“There is a lot of work to do.” Ambassador Lewis shares a treasure trove of experience and advice with MPP Students
Evaluation Lab News
Posted: Oct 11, 2021 - 12:00am
From the time he graduated from a segregated high school in Kansas City, Kansas, Delano Lewis knew he wanted to be lawyer so he could use the law to make real change, particularly in civil rights. After earning his law degree in 1963, he moved to Washington, DC and held positions at the Department of Justice the Equal Employment Opportunity Commission; lived in Nigeria and Uganda as a Peace Corp official; served as staff in the United States Senate and for the first Congressional Delegate from DC; worked as an executive for communications companies for two decades; was president of National Public Radio; and, in 1998, received a phone call directly from Vice President Al Gore who asked him to be the US Ambassador to South Africa.
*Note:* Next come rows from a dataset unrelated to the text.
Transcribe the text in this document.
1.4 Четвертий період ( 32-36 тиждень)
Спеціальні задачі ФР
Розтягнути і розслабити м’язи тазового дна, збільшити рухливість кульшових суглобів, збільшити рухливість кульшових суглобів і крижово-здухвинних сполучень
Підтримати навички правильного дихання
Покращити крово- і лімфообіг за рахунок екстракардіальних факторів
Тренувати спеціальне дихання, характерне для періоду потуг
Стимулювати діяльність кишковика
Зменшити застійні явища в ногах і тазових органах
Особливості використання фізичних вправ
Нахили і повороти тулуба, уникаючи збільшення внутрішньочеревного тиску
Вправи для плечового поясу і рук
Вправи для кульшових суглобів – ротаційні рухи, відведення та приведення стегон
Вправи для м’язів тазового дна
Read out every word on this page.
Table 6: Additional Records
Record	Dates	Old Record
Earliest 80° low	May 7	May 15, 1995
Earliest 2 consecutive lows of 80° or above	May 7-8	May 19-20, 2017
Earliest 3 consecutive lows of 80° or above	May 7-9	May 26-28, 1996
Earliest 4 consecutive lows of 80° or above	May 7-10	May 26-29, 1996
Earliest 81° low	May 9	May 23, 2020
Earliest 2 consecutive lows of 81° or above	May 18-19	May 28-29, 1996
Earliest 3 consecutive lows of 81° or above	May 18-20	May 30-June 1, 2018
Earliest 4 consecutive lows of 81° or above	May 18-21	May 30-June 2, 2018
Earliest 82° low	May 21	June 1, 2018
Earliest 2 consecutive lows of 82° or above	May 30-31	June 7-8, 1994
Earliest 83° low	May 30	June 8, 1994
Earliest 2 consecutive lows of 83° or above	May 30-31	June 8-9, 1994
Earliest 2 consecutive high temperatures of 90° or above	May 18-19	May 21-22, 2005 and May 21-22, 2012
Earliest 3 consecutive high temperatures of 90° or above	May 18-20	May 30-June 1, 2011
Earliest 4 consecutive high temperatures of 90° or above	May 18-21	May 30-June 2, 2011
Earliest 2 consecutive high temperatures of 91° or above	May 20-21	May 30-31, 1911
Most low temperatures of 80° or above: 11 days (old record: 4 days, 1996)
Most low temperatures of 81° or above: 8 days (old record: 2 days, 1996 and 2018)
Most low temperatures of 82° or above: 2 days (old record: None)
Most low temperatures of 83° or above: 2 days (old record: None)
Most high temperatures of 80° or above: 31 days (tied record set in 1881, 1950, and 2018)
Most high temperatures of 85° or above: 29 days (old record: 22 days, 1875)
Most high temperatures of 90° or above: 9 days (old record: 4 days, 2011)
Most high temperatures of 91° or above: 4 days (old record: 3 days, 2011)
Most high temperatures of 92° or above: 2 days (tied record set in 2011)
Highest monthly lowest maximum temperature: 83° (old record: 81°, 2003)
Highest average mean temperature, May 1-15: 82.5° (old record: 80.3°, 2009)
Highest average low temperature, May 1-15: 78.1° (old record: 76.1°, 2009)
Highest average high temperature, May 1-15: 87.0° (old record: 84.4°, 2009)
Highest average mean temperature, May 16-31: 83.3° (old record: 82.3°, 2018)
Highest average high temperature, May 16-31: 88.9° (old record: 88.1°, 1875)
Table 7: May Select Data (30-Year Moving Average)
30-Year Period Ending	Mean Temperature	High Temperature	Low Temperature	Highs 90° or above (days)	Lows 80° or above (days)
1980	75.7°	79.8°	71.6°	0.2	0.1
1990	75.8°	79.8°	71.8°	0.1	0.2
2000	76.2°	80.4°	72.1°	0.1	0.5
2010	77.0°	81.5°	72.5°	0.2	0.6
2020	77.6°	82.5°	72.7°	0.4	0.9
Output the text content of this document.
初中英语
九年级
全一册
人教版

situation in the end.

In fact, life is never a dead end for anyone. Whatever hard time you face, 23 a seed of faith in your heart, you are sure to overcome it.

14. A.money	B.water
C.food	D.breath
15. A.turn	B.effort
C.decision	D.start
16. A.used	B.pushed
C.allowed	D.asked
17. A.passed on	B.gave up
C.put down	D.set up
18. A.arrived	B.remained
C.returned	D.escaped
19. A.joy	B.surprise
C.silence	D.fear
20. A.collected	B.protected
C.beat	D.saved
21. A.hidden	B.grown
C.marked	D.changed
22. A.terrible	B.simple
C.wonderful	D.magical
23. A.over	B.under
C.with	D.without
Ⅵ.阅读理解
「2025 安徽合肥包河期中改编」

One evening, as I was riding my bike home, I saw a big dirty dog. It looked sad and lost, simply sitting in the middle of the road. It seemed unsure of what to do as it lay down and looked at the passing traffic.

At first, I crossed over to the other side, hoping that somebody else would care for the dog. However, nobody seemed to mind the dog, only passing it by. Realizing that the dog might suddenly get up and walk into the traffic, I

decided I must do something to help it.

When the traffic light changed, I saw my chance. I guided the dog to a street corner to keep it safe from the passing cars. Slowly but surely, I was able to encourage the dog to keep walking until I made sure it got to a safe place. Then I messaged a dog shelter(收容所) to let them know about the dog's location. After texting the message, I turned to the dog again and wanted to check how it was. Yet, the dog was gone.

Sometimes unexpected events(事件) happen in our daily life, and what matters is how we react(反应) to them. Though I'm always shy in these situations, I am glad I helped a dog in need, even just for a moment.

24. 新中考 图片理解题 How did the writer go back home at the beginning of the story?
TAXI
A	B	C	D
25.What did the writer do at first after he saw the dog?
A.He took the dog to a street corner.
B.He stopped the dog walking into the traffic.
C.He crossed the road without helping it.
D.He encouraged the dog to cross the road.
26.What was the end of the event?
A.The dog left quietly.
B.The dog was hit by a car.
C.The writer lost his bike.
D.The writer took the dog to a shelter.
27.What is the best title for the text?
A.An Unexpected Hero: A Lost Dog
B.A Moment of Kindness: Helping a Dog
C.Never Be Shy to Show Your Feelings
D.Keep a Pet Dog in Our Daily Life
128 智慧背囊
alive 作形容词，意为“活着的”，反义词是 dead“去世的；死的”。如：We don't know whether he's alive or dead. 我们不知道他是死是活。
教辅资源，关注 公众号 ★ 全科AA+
Ambassador Lewis recently shared a treasure trove of experience and advice as a guest speaker for the MPP Policy Seminar.
Ambassador Lewis focused his presentation on HR 51, the bill that would make Washington DC a state in the Union and give it the same representation and rights as other states. DC residents are disenfranchised with no voting members in Congress. When DC was established in 1790, no one envisioned that people would be born, spend their lives, and die there. According to Ambassador Lewis, DC is the last colony, for which the colonists’ rallying cry of “No taxation without representation” still applies.
After sharing some stories from different points in his long career, Mr. Lewis said that he feels that he has been fortunate as an African American in this country. And after everything he has seen in his life and in his long career, he thinks times in this country are more troubling now than any other time in his life. He really believed this country had made more progress than it has, and it is hard for him to be optimistic right now. Mr. Lewis told the policy students, “There is a lot of work to do. In terms of communicating with each other, listening to each other, respecting each other, and understanding each other. We have work to do. I hope those of you in public policy are ready to work because we are all going to need every bit of your talent.”